Panne décence
Des millénaires de civilisation picturale, depuis les grottes de Lascaux, pour déboucher dans la repoussante intimité de ces douches de gymnase vétuste, il y a de quoi désespérer. Le spectacle annuel de Cris en slip couinant sa joie devant les tribunes de Gerland est déjà très éprouvant, mais si en plus des fabricants de sous-vêtements organisent ce genre d’exhibition crypto-gay... Et le fait d’avoir pudiquement placé Gennaro Gattuso au fond à droite de la scène ne constitue pas une circonstance atténuante.
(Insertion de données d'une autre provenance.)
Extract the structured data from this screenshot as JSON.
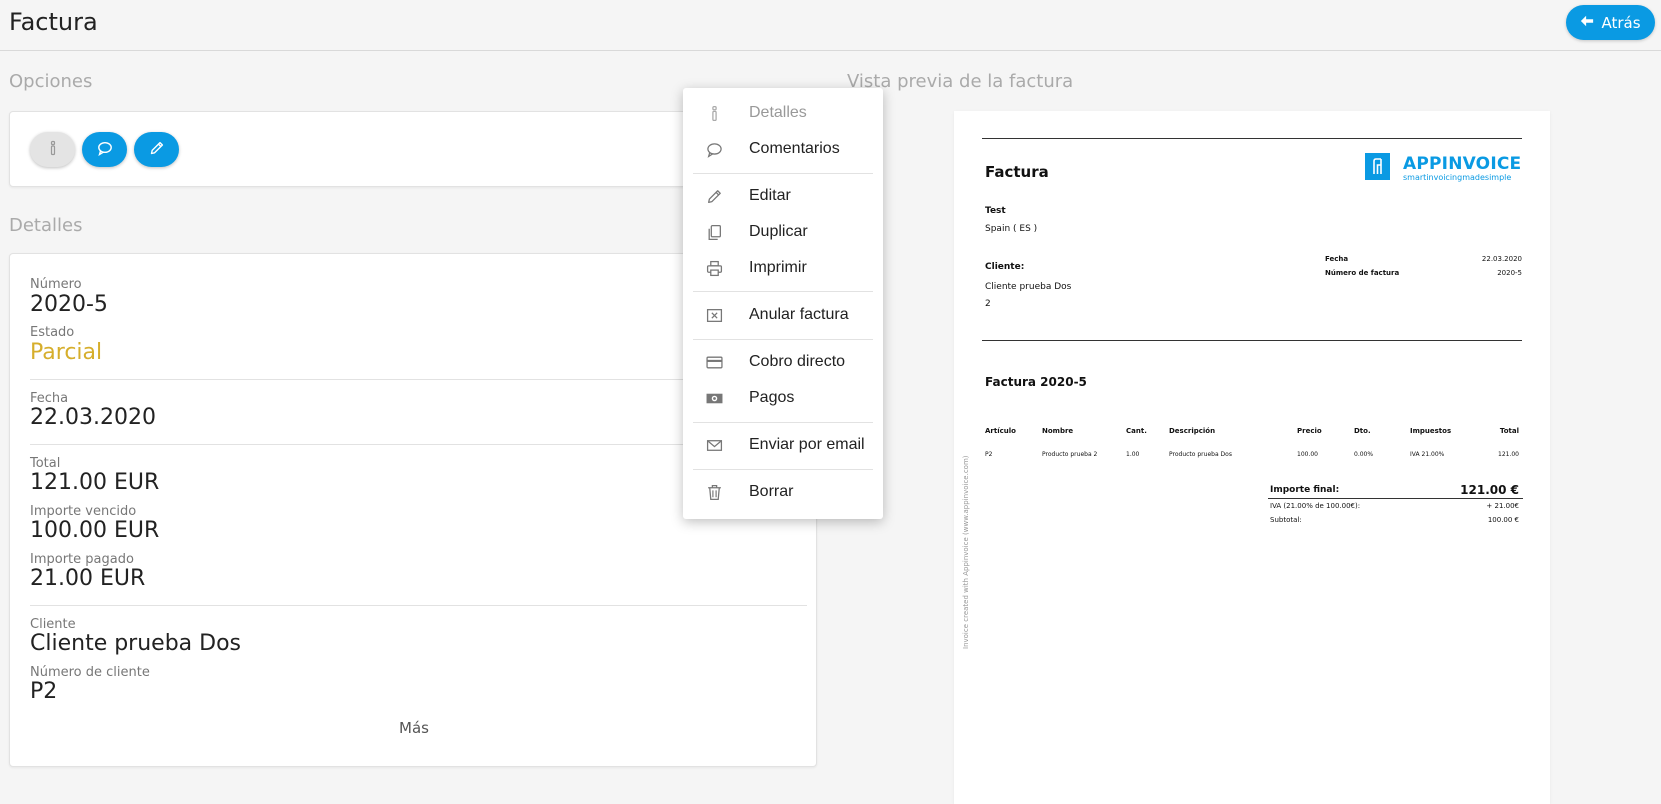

Mes détracteurs auront tôt fait de m’accuser d’homophobie, mais ils se fourrent le doigt... où bon leur semble. Je n’ai ainsi aucune honte à confesser quelques pulsions anciennes et chastes pour mes pairs de l’internat (je précise pour les jeunes générations qu’ils n’ont rien à voir avec les paires de l’Internet). Mais mes fantasmes liminaires datent d’une époque où la virilité s’exprimait à grands renforts de pilosité : barbes à la Breitner, rouflaquettes à la Bonhof, tignasses à la Neeskens, moustaches à la Mazzola, etc. J’avoue tout aussi volontiers le trouble juvénile ressenti quand je constatai, en 1977, que la tache de sueur sur la poitrine de Dominique Bathenay formait indubitablement un cœur. Mais alors là, le spectacle de ces footballeurs lustrés comme des rampes d’escaliers, jolis comme des filles, réduits à l’état d’accessoires érotiques pour rombière décatie a de quoi me renvoyer au niveau de tolérance d’un milicien texan.
Certes, les Italiens ont toujours perdu une partie de leur influx à veiller au rétablissement de leur coiffure après un tacle... Mais de là à se retrouver en si fâcheuse posture, plantés comme des godemichés dans un pot à vaseline, il y a une marge qu’une mâle dignité aurait dû s’interdire de franchir. Mais comment s’en étonner, à une époque où les vigoureuses odeurs de sueur et d’arnica ont été remplacées dans les backrooms d’un football décadent par les fragrances débilitantes des crèmes de beauté?